Comment la vie a repris dans la «zone» interdite de Tchernobyl, grande comme le Luxembourg, après la plus grande catastrophe nucléaire de l'histoire : l'explosion du réacteur numéro 4, le 26 avril 1986.
Article rédigé par Miriam Palisson
France Télévisions
Publié Mis à jour
Temps de lecture : 9min
L'entrée dans la ville de Pripiat (photo de juin 2013).

 (Celestino Arce / NurPhoto / AFP)


Pripiat, à 3 kilomètres de la centrale : au moment de la catastrophe, une «ville modèle» de 49.000 habitants. Le 26 avril 1986, les enfants vont à l'école comme d'habitude. Les familles ne seront averties par la radio locale que le lendemain.

Dans un documentaire à sensation diffusé par la chaîne NTV, les Mystères de Tchernobyl trente ans après (en russe), quelques scènes de psychose, comme ces frigos (l'électricité est coupée dans la ville) et meubles devenus radioactifs passés par la fenêtre des tours d'habitation. Des images filmées au lendemain de l'accident à l'intention du Politburo et restées secrètes pendant vingt ans, affirme le commentaire. 

Le 27 avril 1986, avant l'ordre d'évacuer la ville et alors que l'électricité a été coupée à Pripiat, des habitants passent frigo et meubles par la fenêtre.  (Capture d'écran / YouTube / NTV)


Pripiat, de «ville modèle» à ville fantôme
Dans l'après-midi du 27 jusqu'au soir, les 110.000 habitants d'un rayon de 30 kilomètres autour de la centrale sont évacués en autobus. Pour seuls bagages, quelques provisions, leurs papiers et la promesse de pouvoir revenir quelques jours plus tard. Trente ans après, la zone est toujours interdite, et la «ville modèle» de Pripiat, figée telle Pompéi, est devenue en quelques heures une ville fantôme.

La photo de la grande roue, déserte et solitaire, du parc d'attractions qui devait être inauguré le 1er mai, fait partie des images marquantes de l'après-Tchernobyl. 

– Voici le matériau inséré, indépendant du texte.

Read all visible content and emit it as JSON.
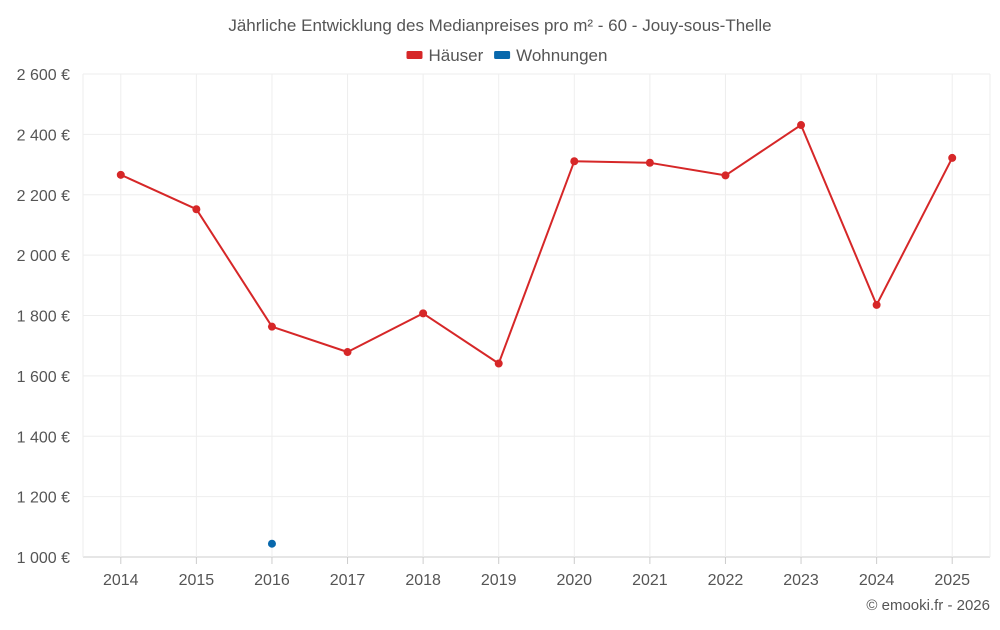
{
  "chart_data": {
    "type": "line",
    "title": "Jährliche Entwicklung des Medianpreises pro m² - 60 - Jouy-sous-Thelle",
    "xlabel": "",
    "ylabel": "",
    "categories": [
      "2014",
      "2015",
      "2016",
      "2017",
      "2018",
      "2019",
      "2020",
      "2021",
      "2022",
      "2023",
      "2024",
      "2025"
    ],
    "ylim": [
      1000,
      2600
    ],
    "yticks": [
      1000,
      1200,
      1400,
      1600,
      1800,
      2000,
      2200,
      2400,
      2600
    ],
    "ytick_labels": [
      "1 000 €",
      "1 200 €",
      "1 400 €",
      "1 600 €",
      "1 800 €",
      "2 000 €",
      "2 200 €",
      "2 400 €",
      "2 600 €"
    ],
    "grid": true,
    "legend_position": "top-center",
    "series": [
      {
        "name": "Häuser",
        "color": "#d62728",
        "values": [
          2266,
          2152,
          1763,
          1679,
          1807,
          1641,
          2311,
          2306,
          2264,
          2431,
          1835,
          2322
        ]
      },
      {
        "name": "Wohnungen",
        "color": "#0868ac",
        "values": [
          null,
          null,
          1044,
          null,
          null,
          null,
          null,
          null,
          null,
          null,
          null,
          null
        ]
      }
    ]
  },
  "credit": "© emooki.fr - 2026"
}
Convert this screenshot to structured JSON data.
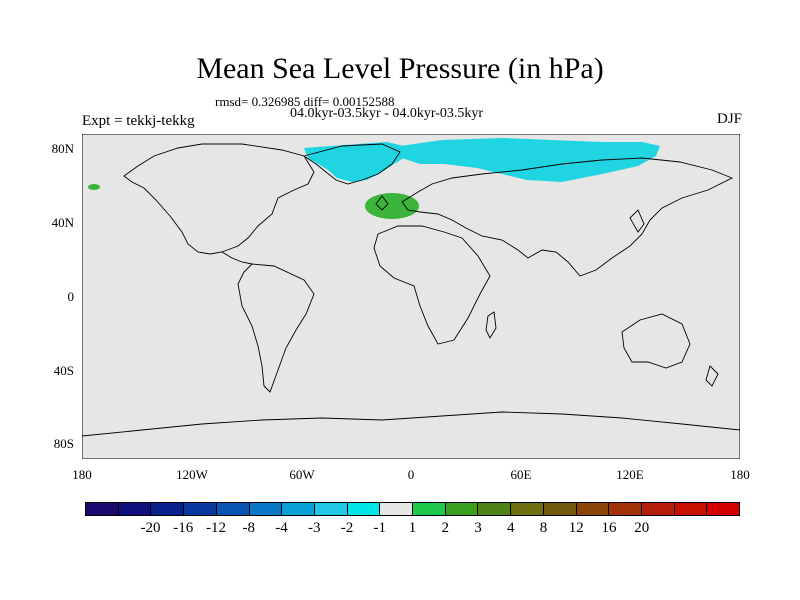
{
  "title": "Mean Sea Level Pressure (in hPa)",
  "stats": "rmsd= 0.326985 diff= 0.00152588",
  "period": "04.0kyr-03.5kyr - 04.0kyr-03.5kyr",
  "expt": "Expt = tekkj-tekkg",
  "season": "DJF",
  "lat_labels": [
    "80N",
    "40N",
    "0",
    "40S",
    "80S"
  ],
  "lon_labels": [
    "180",
    "120W",
    "60W",
    "0",
    "60E",
    "120E",
    "180"
  ],
  "colorbar": {
    "colors": [
      "#1a0a6e",
      "#10107e",
      "#0a1e8c",
      "#0a3aa0",
      "#0a55b4",
      "#0a78c8",
      "#0aa0d8",
      "#20c8e6",
      "#00e6e6",
      "#e6e6e6",
      "#1ec84a",
      "#3c9e1e",
      "#50821a",
      "#6e7010",
      "#6e5a0a",
      "#8c460a",
      "#a0320a",
      "#b41e0a",
      "#c81000",
      "#d20000"
    ],
    "labels": [
      "-20",
      "-16",
      "-12",
      "-8",
      "-4",
      "-3",
      "-2",
      "-1",
      "1",
      "2",
      "3",
      "4",
      "8",
      "12",
      "16",
      "20"
    ]
  },
  "colors": {
    "background": "#e6e6e6",
    "negative_anomaly": "#20d4e2",
    "positive_anomaly": "#3cb43c",
    "coast": "#000000"
  }
}
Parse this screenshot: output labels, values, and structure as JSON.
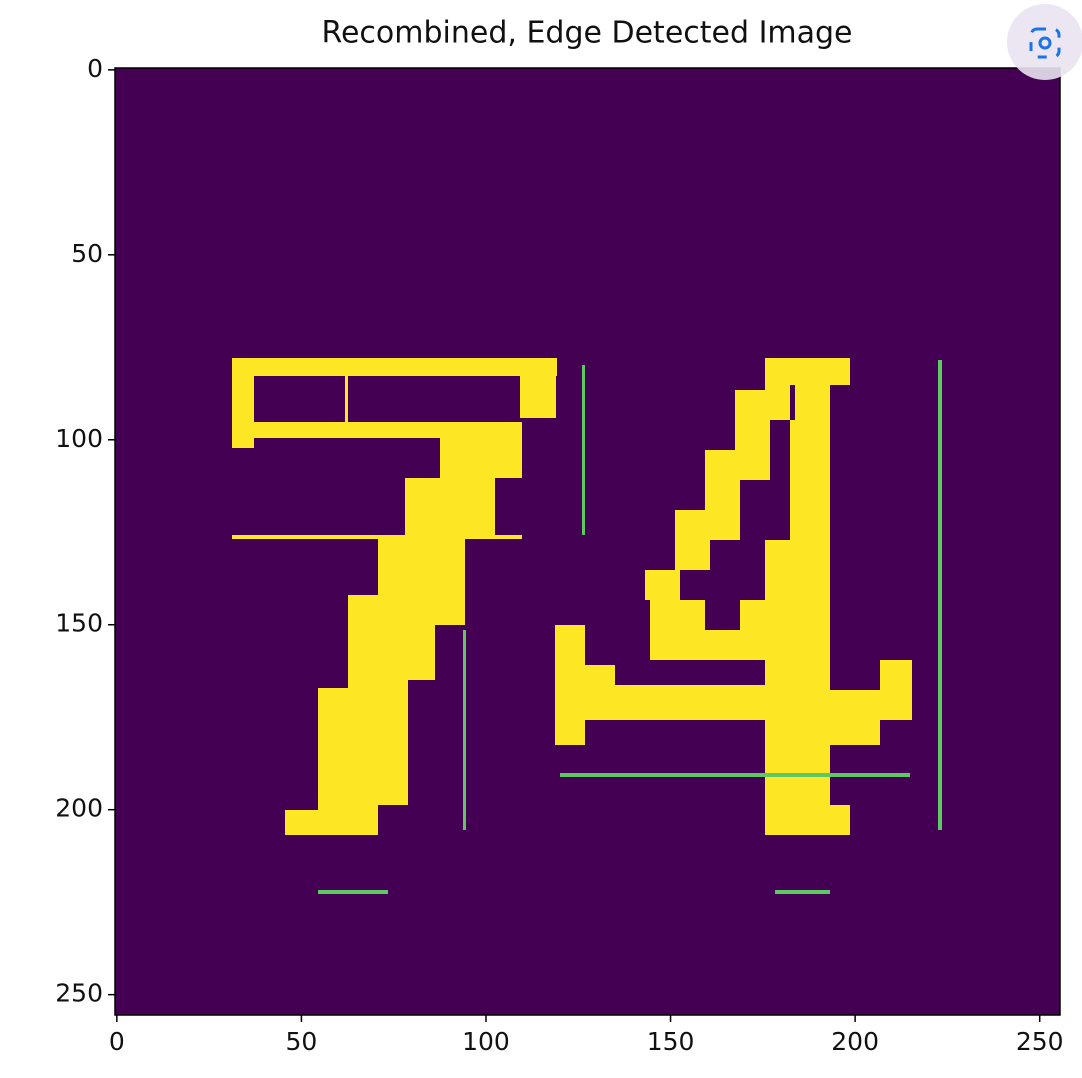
{
  "chart_data": {
    "type": "image",
    "title": "Recombined, Edge Detected Image",
    "xlim": [
      -0.5,
      255.5
    ],
    "ylim": [
      255.5,
      -0.5
    ],
    "xticks": [
      0,
      50,
      100,
      150,
      200,
      250
    ],
    "yticks": [
      0,
      50,
      100,
      150,
      200,
      250
    ],
    "background": "#440154",
    "color": "#fde725"
  }
}
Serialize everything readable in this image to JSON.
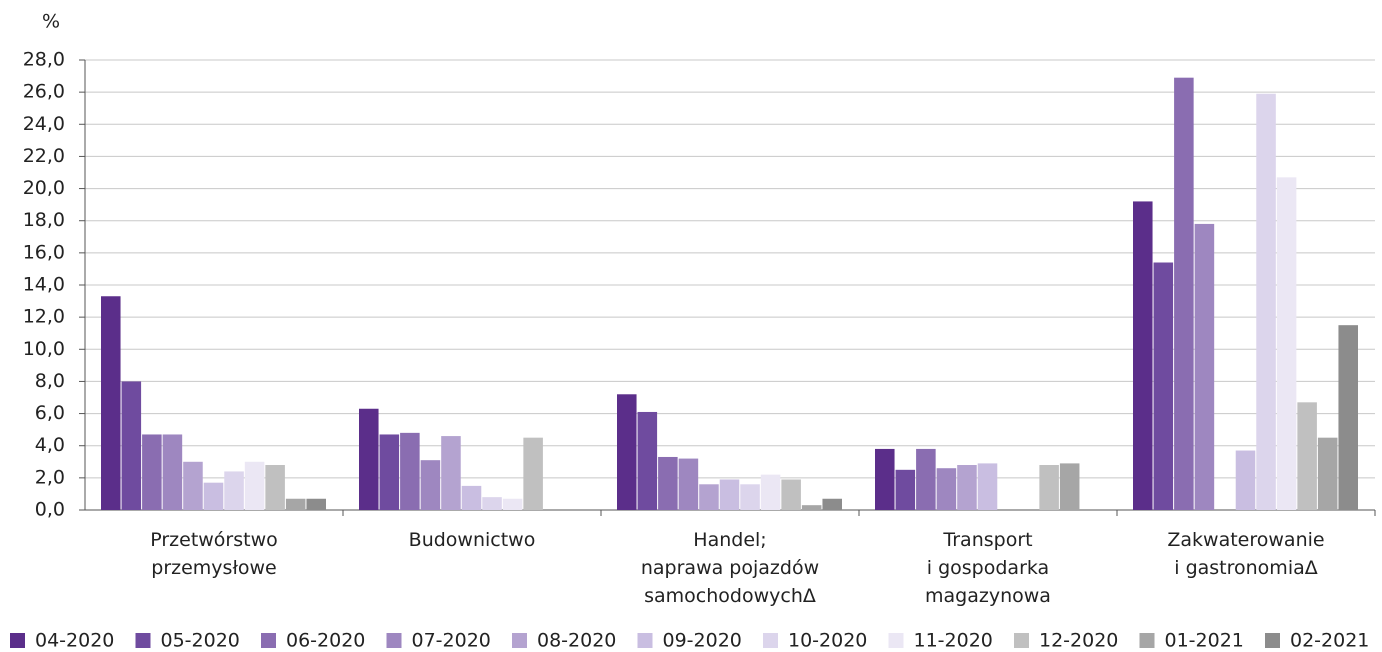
{
  "chart_data": {
    "type": "bar",
    "y_label": "%",
    "categories": [
      "Przetwórstwo\nprzemysłowe",
      "Budownictwo",
      "Handel;\nnaprawa pojazdów\nsamochodowychΔ",
      "Transport\ni gospodarka\nmagazynowa",
      "Zakwaterowanie\ni gastronomiaΔ"
    ],
    "series": [
      {
        "name": "04-2020",
        "color": "#5b2e8a",
        "values": [
          13.3,
          6.3,
          7.2,
          3.8,
          19.2
        ]
      },
      {
        "name": "05-2020",
        "color": "#6f4b9f",
        "values": [
          8.0,
          4.7,
          6.1,
          2.5,
          15.4
        ]
      },
      {
        "name": "06-2020",
        "color": "#8a6db1",
        "values": [
          4.7,
          4.8,
          3.3,
          3.8,
          26.9
        ]
      },
      {
        "name": "07-2020",
        "color": "#9e87c0",
        "values": [
          4.7,
          3.1,
          3.2,
          2.6,
          17.8
        ]
      },
      {
        "name": "08-2020",
        "color": "#b4a3d0",
        "values": [
          3.0,
          4.6,
          1.6,
          2.8,
          null
        ]
      },
      {
        "name": "09-2020",
        "color": "#c9bee1",
        "values": [
          1.7,
          1.5,
          1.9,
          2.9,
          3.7
        ]
      },
      {
        "name": "10-2020",
        "color": "#dcd5ec",
        "values": [
          2.4,
          0.8,
          1.6,
          null,
          25.9
        ]
      },
      {
        "name": "11-2020",
        "color": "#ebe7f4",
        "values": [
          3.0,
          0.7,
          2.2,
          null,
          20.7
        ]
      },
      {
        "name": "12-2020",
        "color": "#c0c0c0",
        "values": [
          2.8,
          4.5,
          1.9,
          2.8,
          6.7
        ]
      },
      {
        "name": "01-2021",
        "color": "#a6a6a6",
        "values": [
          0.7,
          null,
          0.3,
          2.9,
          4.5
        ]
      },
      {
        "name": "02-2021",
        "color": "#8c8c8c",
        "values": [
          0.7,
          null,
          0.7,
          null,
          11.5
        ]
      }
    ],
    "ylim": [
      0,
      28
    ],
    "yticks": [
      {
        "value": 0,
        "label": "0,0"
      },
      {
        "value": 2,
        "label": "2,0"
      },
      {
        "value": 4,
        "label": "4,0"
      },
      {
        "value": 6,
        "label": "6,0"
      },
      {
        "value": 8,
        "label": "8,0"
      },
      {
        "value": 10,
        "label": "10,0"
      },
      {
        "value": 12,
        "label": "12,0"
      },
      {
        "value": 14,
        "label": "14,0"
      },
      {
        "value": 16,
        "label": "16,0"
      },
      {
        "value": 18,
        "label": "18,0"
      },
      {
        "value": 20,
        "label": "20,0"
      },
      {
        "value": 22,
        "label": "22,0"
      },
      {
        "value": 24,
        "label": "24,0"
      },
      {
        "value": 26,
        "label": "26,0"
      },
      {
        "value": 28,
        "label": "28,0"
      }
    ],
    "grid": true,
    "legend": "bottom"
  }
}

La ville fantôme de Pripiat et son parc d'attractions désert filmés par un drone  : 


Un désert peuplé d'irréductibles babouchkas...
La «zone» est interdite, ce qui n'a pas empêché quelques irréductibles de revenir y vivre : on les appelle les «samosely», sortes de «nouveaux colons». Telle cette paysanne du documentaire de NTV, réintégrant un mois plus tard les lieux de la catastrophe : elle ne «croit pas» à la radioactivité et fait visiter le site à des touristes, en leur offrant à boire l'eau de son puits…

D'autres font des conserves de baies ou de champignons (les végétaux les plus radioactifs) en estimant que leurs récoltes sont sans danger pour la santé. Cent quatre-vingts «babouchkas» peupleraient les villages environnant Tchernobyl. Les autorités ont renoncé à les déloger. Aucun contrôle, à part les quelques médecins de la zone et les missions humanitaires qui passent de temps en temps.


Un petit monde que vous présente Igor, vidéaste et rocker, dans cette vidéo diffusée sur info.arte.tv«Il a perdu un oncle adoré à cause de la catastrophe, mais il n’est pas rancunier, précise le texte d'accompagnement : il est employé sur le site, qui selon les scientifiques les plus optimistes, cessera d’être radioactif dans 24.000 ans…»

#Tchernobyl 30 ans après : en zone contaminée, la vie reprend prudemment son cours. https://t.co/kl6HZ9b3eX pic.twitter.com/U07hdyo6eB


... et d'une faune sauvage qui prolifère
Les animaux, surtout les carnivores tels que les loups (7 fois plus que dans les parcs des environs), prolifèrent. Lynx, renards, sangliers, élans, loutres, hermines... (photos ici) ont été filmés aux abords de la centrale. La nature reprendrait-elle ses droits ? Des populations sans doute «beaucoup plus nombreuses aujourd'hui qu'avant l'accident», selon Jim Smith, un scientifique britannique de l'université de Portsmouth  ce qui «ne signifie pas que la radioactivité est bonne pour la faune sauvage, mais seulement que les effets des activités humaines comme l'agriculture, la chasse et l'exploitation forestière sont nettement pires».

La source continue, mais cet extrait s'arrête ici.